04/25/2008 11:00PM

Timing, distance ideal for Indy Joe


A few more days of rest and an extra furlong were enough to convince trainer Mark Shuman that Tuesday's $75,000 Philmont Stakes at Philadelphia Park was the best option for his 3-year-old colt Indy Joe.

Shuman could have run Indy Joe for the same $75,000 purse against a smaller field in Saturday's Francis "Jock" LaBelle at Delaware Park, but decided to scratch.

Indy Joe will face six other 3-year-olds going seven furlongs in Tuesday's feature, rather than shortening up slightly in distance for the six-furlong LaBelle, which scratched down to four runners, including the Shuman-trained maiden filly Warm Climate.

Shuman said he liked the idea of bringing Indy Joe, who is based at the Fair Hill training center in Maryland, back to Philly Park, where he returned from a four-month layoff to win a first-level allowance by 1 1/2 lengths on April 7. Although Indy Joe earned a modest 73 Beyer Speed Figure, Shuman said he was impressed with the way Indy Joe, an Indy King colt, sat just off a hot pace and moved with authority when asked by jockey Eriluis Vaz.

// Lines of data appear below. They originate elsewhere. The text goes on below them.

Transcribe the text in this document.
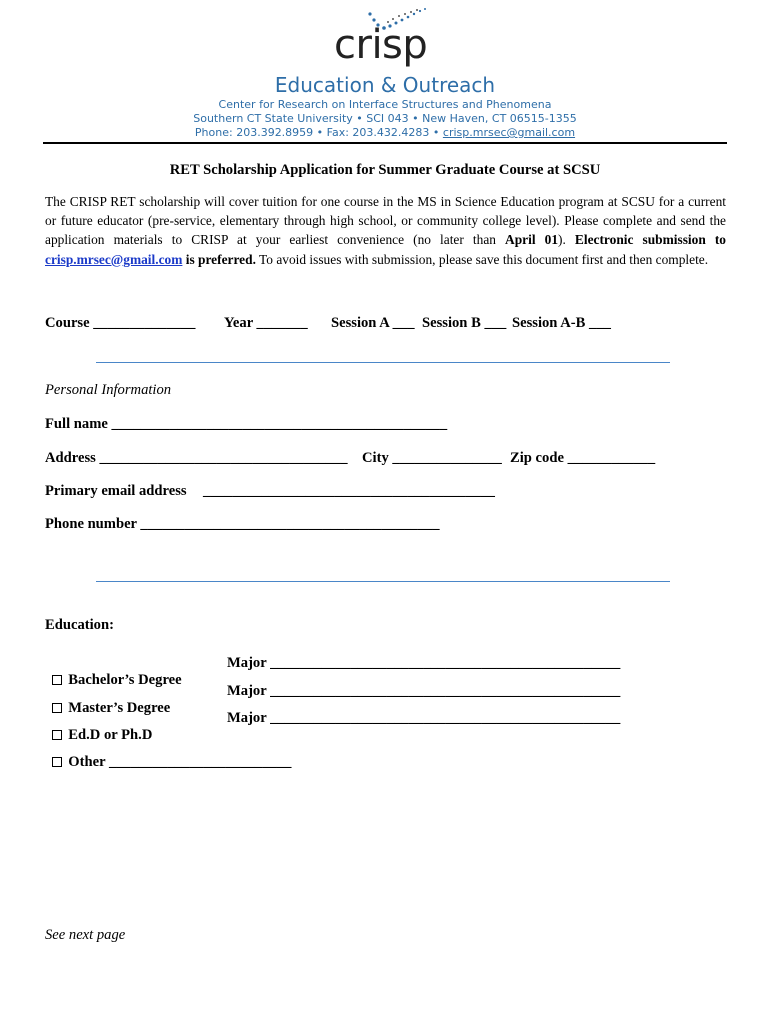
crisp
Education & Outreach
Center for Research on Interface Structures and Phenomena
Southern CT State University • SCI 043 • New Haven, CT 06515-1355
Phone: 203.392.8959 • Fax: 203.432.4283 • crisp.mrsec@gmail.com
RET Scholarship Application for Summer Graduate Course at SCSU
The CRISP RET scholarship will cover tuition for one course in the MS in Science Education program at SCSU for a current or future educator (pre-service, elementary through high school, or community college level). Please complete and send the application materials to CRISP at your earliest convenience (no later than April 01). Electronic submission to crisp.mrsec@gmail.com is preferred. To avoid issues with submission, please save this document first and then complete.
Course ______________ Year _______ Session A ___ Session B ___ Session A-B ___
Personal Information
Full name ______________________________________________
Address __________________________________ City _______________ Zip code ____________
Primary email address ________________________________________
Phone number _________________________________________
Education:

Bachelor’s Degree

Major ________________________________________________

Master’s Degree

Major ________________________________________________

Ed.D or Ph.D

Major ________________________________________________

Other _________________________

See next page
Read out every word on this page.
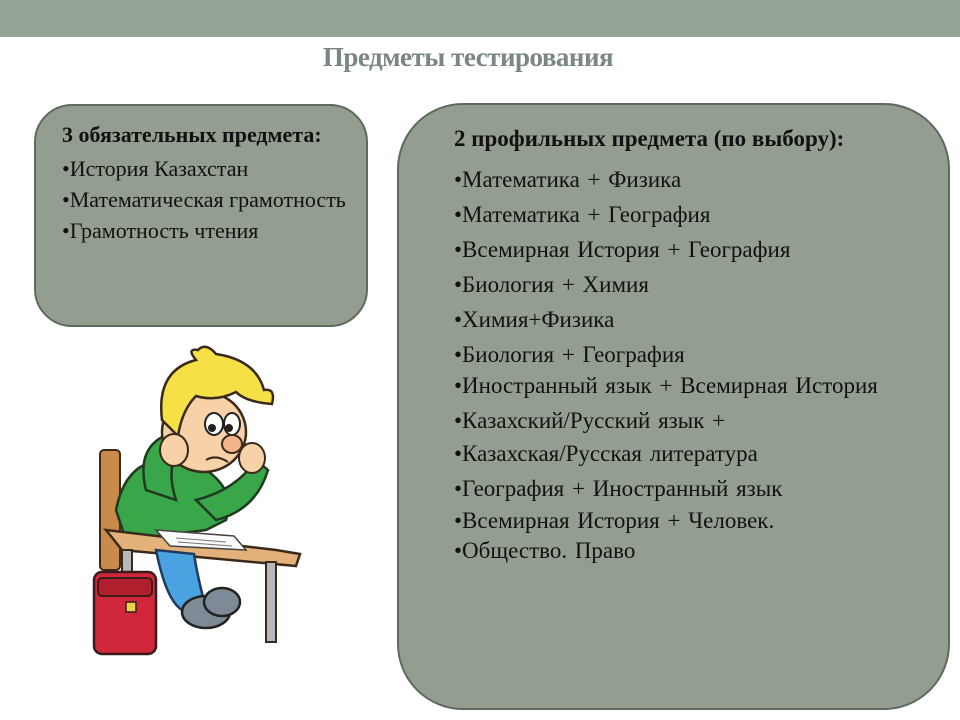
Предметы тестирования
3 обязательных предмета:

•История Казахстан

•Математическая грамотность

•Грамотность чтения

2 профильных предмета (по выбору):

•Математика + Физика

•Математика + География

•Всемирная История + География

•Биология + Химия

•Химия+Физика

•Биология + География

•Иностранный язык + Всемирная История

•Казахский/Русский язык +

•Казахская/Русская литература

•География + Иностранный язык

•Всемирная История + Человек.

•Общество. Право
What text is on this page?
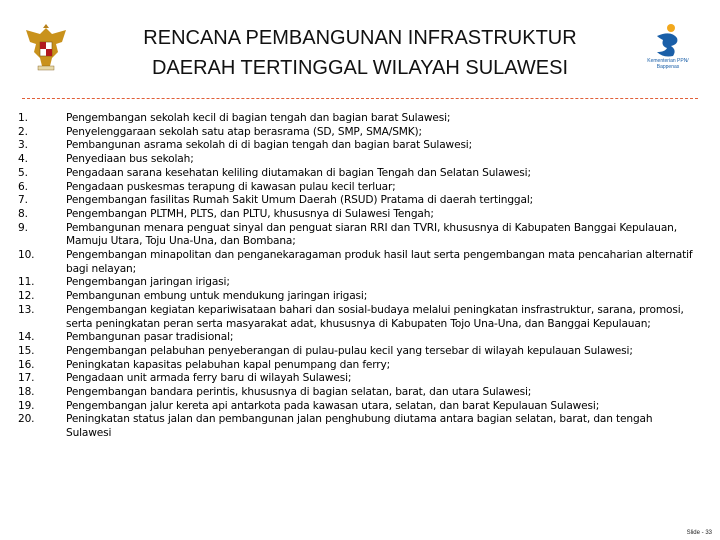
RENCANA PEMBANGUNAN INFRASTRUKTUR
DAERAH TERTINGGAL WILAYAH SULAWESI	Kementerian PPN/
Bappenas
1.	Pengembangan sekolah kecil di bagian tengah dan bagian barat Sulawesi;
2.	Penyelenggaraan sekolah satu atap berasrama (SD, SMP, SMA/SMK);
3.	Pembangunan asrama sekolah di di bagian tengah dan bagian barat Sulawesi;
4.	Penyediaan bus sekolah;
5.	Pengadaan sarana kesehatan keliling diutamakan di bagian Tengah dan Selatan Sulawesi;
6.	Pengadaan puskesmas terapung di kawasan pulau kecil terluar;
7.	Pengembangan fasilitas Rumah Sakit Umum Daerah (RSUD) Pratama di daerah tertinggal;
8.	Pengembangan PLTMH, PLTS, dan PLTU, khususnya di Sulawesi Tengah;
9.	Pembangunan menara penguat sinyal dan penguat siaran RRI dan TVRI, khususnya di Kabupaten Banggai Kepulauan, Mamuju Utara, Toju Una-Una, dan Bombana;
10.	Pengembangan minapolitan dan penganekaragaman produk hasil laut serta pengembangan mata pencaharian alternatif bagi nelayan;
11.	Pengembangan jaringan irigasi;
12.	Pembangunan embung untuk mendukung jaringan irigasi;
13.	Pengembangan kegiatan kepariwisataan bahari dan sosial-budaya melalui peningkatan insfrastruktur, sarana, promosi, serta peningkatan peran serta masyarakat adat, khususnya di Kabupaten Tojo Una-Una, dan Banggai Kepulauan;
14.	Pembangunan pasar tradisional;
15.	Pengembangan pelabuhan penyeberangan di pulau-pulau kecil yang tersebar di wilayah kepulauan Sulawesi;
16.	Peningkatan kapasitas pelabuhan kapal penumpang dan ferry;
17.	Pengadaan unit armada ferry baru di wilayah Sulawesi;
18.	Pengembangan bandara perintis, khususnya di bagian selatan, barat, dan utara Sulawesi;
19.	Pengembangan jalur kereta api antarkota pada kawasan utara, selatan, dan barat Kepulauan Sulawesi;
20.	Peningkatan status jalan dan pembangunan jalan penghubung diutama antara bagian selatan, barat, dan tengah Sulawesi
Slide - 33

Indy O., also a son of Indy King, set extremely fast fractions of 21.98 and 44.90 seconds through the first half-mile of the 6 1/2-furlong race. Indy Joe took command in midstretch and drew off while Indy O. faded to last.

Shuman said he suspects that Indy Joe, a Triple Crown nominee, will improve with more distance.

"I would like to stretch him back out," Shuman said. "He acts like he wants to go long. So trying seven-eighths is a good way to see if he's progressing in that direction. Plus, he gets a few more days off, and I think this field might be a little softer than the one at Delaware."

Indy Joe's two most dangerous rivals appear to be Johns Grooms and Agony.

Johns Grooms, trained by Steve Klesaris, owns the best last-race Beyer in the field, an 88 that he earned for his victory in a second-level optional $35,000 claimer on April 8. He just missed in his only previous try going seven furlongs and has not been worse than second in 6 of 7 lifetime starts.

Agony, a front-runner who drew the rail, dominated maidens in February, earning an 88 Beyer, but regressed when trainer Charles Robbins tried to stretch him out to 1 1/16 miles in his first try against winners. Agony comes back just 10 days later.